On Friday 08 March 2013 08:22:58 Olivier Simon wrote:
> I rather think that "alp(es)" is a word older than the arrival of
> Indo-Europeans in Europe. It may mean something like "mountain meadow"
> (cf. French "alpage"), or simply "mountain".
Sure. And my Hesperic languages are meant to flesh out a group
of these pre-IE languages as fictional languages.

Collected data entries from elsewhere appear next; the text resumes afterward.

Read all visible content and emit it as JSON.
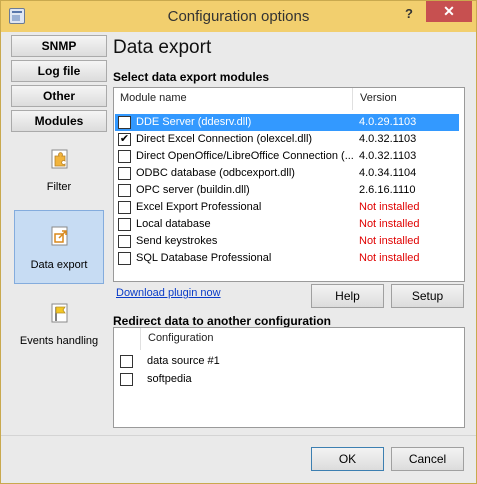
{
  "window": {
    "title": "Configuration options",
    "help_glyph": "?",
    "close_glyph": "✕"
  },
  "nav": {
    "buttons": [
      "SNMP",
      "Log file",
      "Other",
      "Modules"
    ],
    "tiles": [
      {
        "label": "Filter",
        "icon": "puzzle-icon"
      },
      {
        "label": "Data export",
        "icon": "export-icon",
        "selected": true
      },
      {
        "label": "Events handling",
        "icon": "flag-icon"
      }
    ]
  },
  "page": {
    "title": "Data export",
    "modules_section": "Select data export modules",
    "columns": {
      "name": "Module name",
      "version": "Version"
    },
    "modules": [
      {
        "name": "DDE Server (ddesrv.dll)",
        "version": "4.0.29.1103",
        "checked": false,
        "selected": true,
        "installed": true
      },
      {
        "name": "Direct Excel Connection (olexcel.dll)",
        "version": "4.0.32.1103",
        "checked": true,
        "installed": true
      },
      {
        "name": "Direct OpenOffice/LibreOffice Connection (...",
        "version": "4.0.32.1103",
        "checked": false,
        "installed": true
      },
      {
        "name": "ODBC database (odbcexport.dll)",
        "version": "4.0.34.1104",
        "checked": false,
        "installed": true
      },
      {
        "name": "OPC server (buildin.dll)",
        "version": "2.6.16.1110",
        "checked": false,
        "installed": true
      },
      {
        "name": "Excel Export Professional",
        "version": "Not installed",
        "checked": false,
        "installed": false
      },
      {
        "name": "Local database",
        "version": "Not installed",
        "checked": false,
        "installed": false
      },
      {
        "name": "Send keystrokes",
        "version": "Not installed",
        "checked": false,
        "installed": false
      },
      {
        "name": "SQL Database Professional",
        "version": "Not installed",
        "checked": false,
        "installed": false
      }
    ],
    "download_link": "Download plugin now",
    "help_button": "Help",
    "setup_button": "Setup",
    "redirect_section": "Redirect data to another configuration",
    "config_column": "Configuration",
    "configurations": [
      {
        "name": "data source #1",
        "checked": false
      },
      {
        "name": "softpedia",
        "checked": false
      }
    ]
  },
  "footer": {
    "ok": "OK",
    "cancel": "Cancel"
  },
  "colors": {
    "titlebar": "#f2cf6e",
    "selection": "#3399ff",
    "not_installed": "#e00000",
    "link": "#0a3cc8"
  }
}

> Some have tried to connect it
> with the antique name of Gibraltar, famous for being clustered atop a rock
> : Calpe (from * (k)alpe ?)
Maybe. A Hesperic name is not entirely out of the question
there, and the initial /k/ may be a strengthened laryngeal
(the Proto-Hesperic form is *xalb-; and while most Hesperic
languages have lost that *x, that has happened much later
than the breakup of Proto-Hesperic).
On Friday 08 March 2013 09:24:16 BPJ wrote:
> Do you know that the Romance language of the western Alps apparently have
> the opposite change at least before labials (and perhaps elsewhere. The
> language autonym is Arpitan and Mons Silvius has become Cervin
> (Matterhorn).
This is interesting. Maybe instability of liquids is an areal
feature of the western Alps. Or the /l/ > /r/ change arose from
a hypercorrection of the /r/ > /l/ change acquired from an
Alpianic substratum.
--
... brought to you by the Weeping Elf
http://www.joerg-rhiemeier.de/Conlang/index.html
"Bêsel asa Éam, a Éam atha cvanthal a cvanth atha Éamal." - SiM 1:1
Messages in this topic (5)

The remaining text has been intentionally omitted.